John Brewer moved frequently while living in Kansas, Oklahoma, California, Alaska, and Alberta (Canada). He studied at Johns Hopkins University; B.A. in Biology in 1960 and Ph.D. in Biochemistry in 1963. He took his postdoctoral experience at University of Illinois from 1963 to 1966.
He married in 1965 and has two children. His career started at the University of Georgia in 1966, from Assistant to Associate to full Professor, at the University of Georgia. He has over 100 professional scientific publications.
He has been reading history books as hobby for many years.
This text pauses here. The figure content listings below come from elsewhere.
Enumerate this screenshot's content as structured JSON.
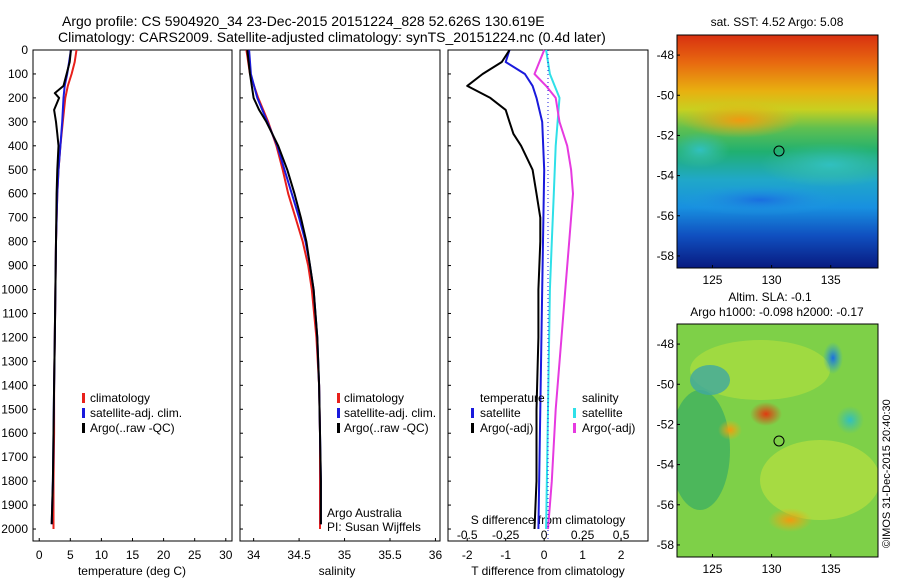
{
  "header": {
    "line1": "Argo profile: CS 5904920_34 23-Dec-2015 20151224_828 52.626S 130.619E",
    "line2": "Climatology: CARS2009. Satellite-adjusted climatology: synTS_20151224.nc (0.4d later)"
  },
  "side_label": "©IMOS 31-Dec-2015 20:40:30",
  "depth_ticks": [
    "0",
    "100",
    "200",
    "300",
    "400",
    "500",
    "600",
    "700",
    "800",
    "900",
    "1000",
    "1100",
    "1200",
    "1300",
    "1400",
    "1500",
    "1600",
    "1700",
    "1800",
    "1900",
    "2000"
  ],
  "colors": {
    "climatology": "#e8201b",
    "satellite": "#1a1adc",
    "argo": "#000000",
    "cyan": "#2fe0e8",
    "magenta": "#e63ae0"
  },
  "chart_data": [
    {
      "type": "line",
      "id": "temperature",
      "xlabel": "temperature (deg C)",
      "xlim": [
        -1,
        31
      ],
      "ylim": [
        2050,
        0
      ],
      "xticks": [
        "0",
        "5",
        "10",
        "15",
        "20",
        "25",
        "30"
      ],
      "legend": [
        "climatology",
        "satellite-adj. clim.",
        "Argo(..raw -QC)"
      ],
      "series": [
        {
          "name": "climatology",
          "color": "#e8201b",
          "depth": [
            0,
            50,
            100,
            150,
            200,
            300,
            400,
            500,
            600,
            800,
            1000,
            1200,
            1400,
            1600,
            1800,
            2000
          ],
          "values": [
            6.0,
            5.7,
            5.2,
            4.6,
            4.2,
            3.8,
            3.4,
            3.1,
            2.9,
            2.7,
            2.6,
            2.5,
            2.4,
            2.4,
            2.3,
            2.3
          ]
        },
        {
          "name": "satellite-adj. clim.",
          "color": "#1a1adc",
          "depth": [
            0,
            50,
            100,
            150,
            200,
            300,
            400,
            500,
            600,
            800,
            1000,
            1200,
            1400,
            1600,
            1800,
            1980
          ],
          "values": [
            5.1,
            4.8,
            4.5,
            4.1,
            3.9,
            3.7,
            3.4,
            3.1,
            2.9,
            2.7,
            2.6,
            2.5,
            2.4,
            2.3,
            2.2,
            2.0
          ]
        },
        {
          "name": "Argo(..raw -QC)",
          "color": "#000000",
          "depth": [
            0,
            50,
            100,
            150,
            180,
            200,
            250,
            300,
            350,
            400,
            500,
            600,
            800,
            1000,
            1200,
            1400,
            1600,
            1800,
            1980
          ],
          "values": [
            5.1,
            4.9,
            4.4,
            3.9,
            2.5,
            3.2,
            2.4,
            2.7,
            2.9,
            3.1,
            2.9,
            2.8,
            2.7,
            2.6,
            2.5,
            2.4,
            2.3,
            2.2,
            2.0
          ]
        }
      ]
    },
    {
      "type": "line",
      "id": "salinity",
      "xlabel": "salinity",
      "xlim": [
        33.85,
        36.05
      ],
      "ylim": [
        2050,
        0
      ],
      "xticks": [
        "34",
        "34.5",
        "35",
        "35.5",
        "36"
      ],
      "legend": [
        "climatology",
        "satellite-adj. clim.",
        "Argo(..raw -QC)"
      ],
      "annotation": [
        "Argo Australia",
        "PI: Susan Wijffels"
      ],
      "series": [
        {
          "name": "climatology",
          "color": "#e8201b",
          "depth": [
            0,
            100,
            200,
            300,
            400,
            500,
            600,
            700,
            800,
            900,
            1000,
            1200,
            1400,
            1600,
            1800,
            2000
          ],
          "values": [
            33.92,
            33.96,
            34.05,
            34.16,
            34.25,
            34.32,
            34.38,
            34.46,
            34.54,
            34.6,
            34.64,
            34.69,
            34.72,
            34.73,
            34.73,
            34.73
          ]
        },
        {
          "name": "satellite-adj. clim.",
          "color": "#1a1adc",
          "depth": [
            0,
            100,
            200,
            300,
            400,
            500,
            600,
            700,
            800,
            900,
            1000,
            1200,
            1400,
            1600,
            1800,
            1980
          ],
          "values": [
            33.95,
            33.97,
            34.04,
            34.15,
            34.26,
            34.34,
            34.42,
            34.5,
            34.57,
            34.62,
            34.66,
            34.7,
            34.72,
            34.73,
            34.74,
            34.74
          ]
        },
        {
          "name": "Argo(..raw -QC)",
          "color": "#000000",
          "depth": [
            0,
            100,
            200,
            250,
            300,
            400,
            500,
            600,
            700,
            800,
            900,
            1000,
            1200,
            1400,
            1600,
            1800,
            1980
          ],
          "values": [
            33.93,
            33.96,
            34.0,
            34.06,
            34.14,
            34.27,
            34.37,
            34.45,
            34.52,
            34.58,
            34.62,
            34.66,
            34.7,
            34.72,
            34.73,
            34.74,
            34.74
          ]
        }
      ]
    },
    {
      "type": "line",
      "id": "difference",
      "xlabel": "T difference from climatology",
      "xlabel2": "S difference from climatology",
      "xlim": [
        -2.5,
        2.7
      ],
      "ylim": [
        2050,
        0
      ],
      "xticks": [
        "-2",
        "-1",
        "0",
        "1",
        "2"
      ],
      "xticks2": [
        "-0.5",
        "-0.25",
        "0",
        "0.25",
        "0.5"
      ],
      "legend_t": [
        "temperature",
        "satellite",
        "Argo(-adj)"
      ],
      "legend_s": [
        "salinity",
        "satellite",
        "Argo(-adj)"
      ],
      "series": [
        {
          "name": "satellite",
          "color": "#1a1adc",
          "depth": [
            0,
            50,
            100,
            150,
            200,
            300,
            500,
            1000,
            1500,
            2000
          ],
          "values": [
            -0.9,
            -1.0,
            -0.5,
            -0.3,
            -0.2,
            -0.05,
            0.0,
            -0.05,
            -0.1,
            -0.15
          ]
        },
        {
          "name": "Argo(-adj)",
          "color": "#000000",
          "depth": [
            0,
            50,
            100,
            150,
            200,
            250,
            300,
            350,
            400,
            500,
            600,
            700,
            800,
            1000,
            1200,
            1500,
            1800,
            2000
          ],
          "values": [
            -0.9,
            -1.1,
            -1.6,
            -2.0,
            -1.4,
            -1.0,
            -0.9,
            -0.8,
            -0.6,
            -0.3,
            -0.2,
            -0.1,
            -0.1,
            -0.15,
            -0.15,
            -0.2,
            -0.2,
            -0.25
          ]
        },
        {
          "name": "satellite",
          "color": "#2fe0e8",
          "depth": [
            0,
            100,
            200,
            300,
            400,
            600,
            800,
            1000,
            1500,
            2000
          ],
          "values": [
            0.05,
            0.15,
            0.4,
            0.35,
            0.3,
            0.25,
            0.2,
            0.15,
            0.1,
            0.05
          ]
        },
        {
          "name": "Argo(-adj)",
          "color": "#e63ae0",
          "depth": [
            0,
            100,
            150,
            200,
            300,
            400,
            500,
            600,
            700,
            800,
            1000,
            1200,
            1500,
            1800,
            2000
          ],
          "values": [
            0.0,
            -0.25,
            0.05,
            0.3,
            0.4,
            0.6,
            0.7,
            0.75,
            0.7,
            0.65,
            0.55,
            0.45,
            0.3,
            0.2,
            0.1
          ]
        }
      ]
    },
    {
      "type": "heatmap",
      "id": "sst",
      "title": "sat. SST: 4.52 Argo: 5.08",
      "xticks": [
        "125",
        "130",
        "135"
      ],
      "yticks": [
        "-48",
        "-50",
        "-52",
        "-54",
        "-56",
        "-58"
      ],
      "marker": {
        "lon": 130.6,
        "lat": -52.6
      }
    },
    {
      "type": "heatmap",
      "id": "sla",
      "title": "Altim. SLA: -0.1",
      "title2": "Argo h1000: -0.098 h2000: -0.17",
      "xticks": [
        "125",
        "130",
        "135"
      ],
      "yticks": [
        "-48",
        "-50",
        "-52",
        "-54",
        "-56",
        "-58"
      ],
      "marker": {
        "lon": 130.6,
        "lat": -52.6
      }
    }
  ]
}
In 1536, Henry VIII decided to pay his debts by closing monasteries and selling their assets. This created opportunities for those with money. The Easterlings, prominent London goldsmiths, have money and a golden-haired daughter, Mary. She is being aggressively courted by Lord Lavenham. The Easterlings are also cultivating a young nobleman, Henry Barrowby, who sits in Parliament. This is to assist their quest for an estate. Barrowby recognizes Lavenham at the Easterling’s dinner table as the man who seduced Barrowby’s first love.
Henry and Mary fall in love. But Lavenham will stop at nothing to rid himself of a rival–permanently. Tudor London is backdrop to a tender and passionate love affair and to attacks, kidnapping and murderous swordplay.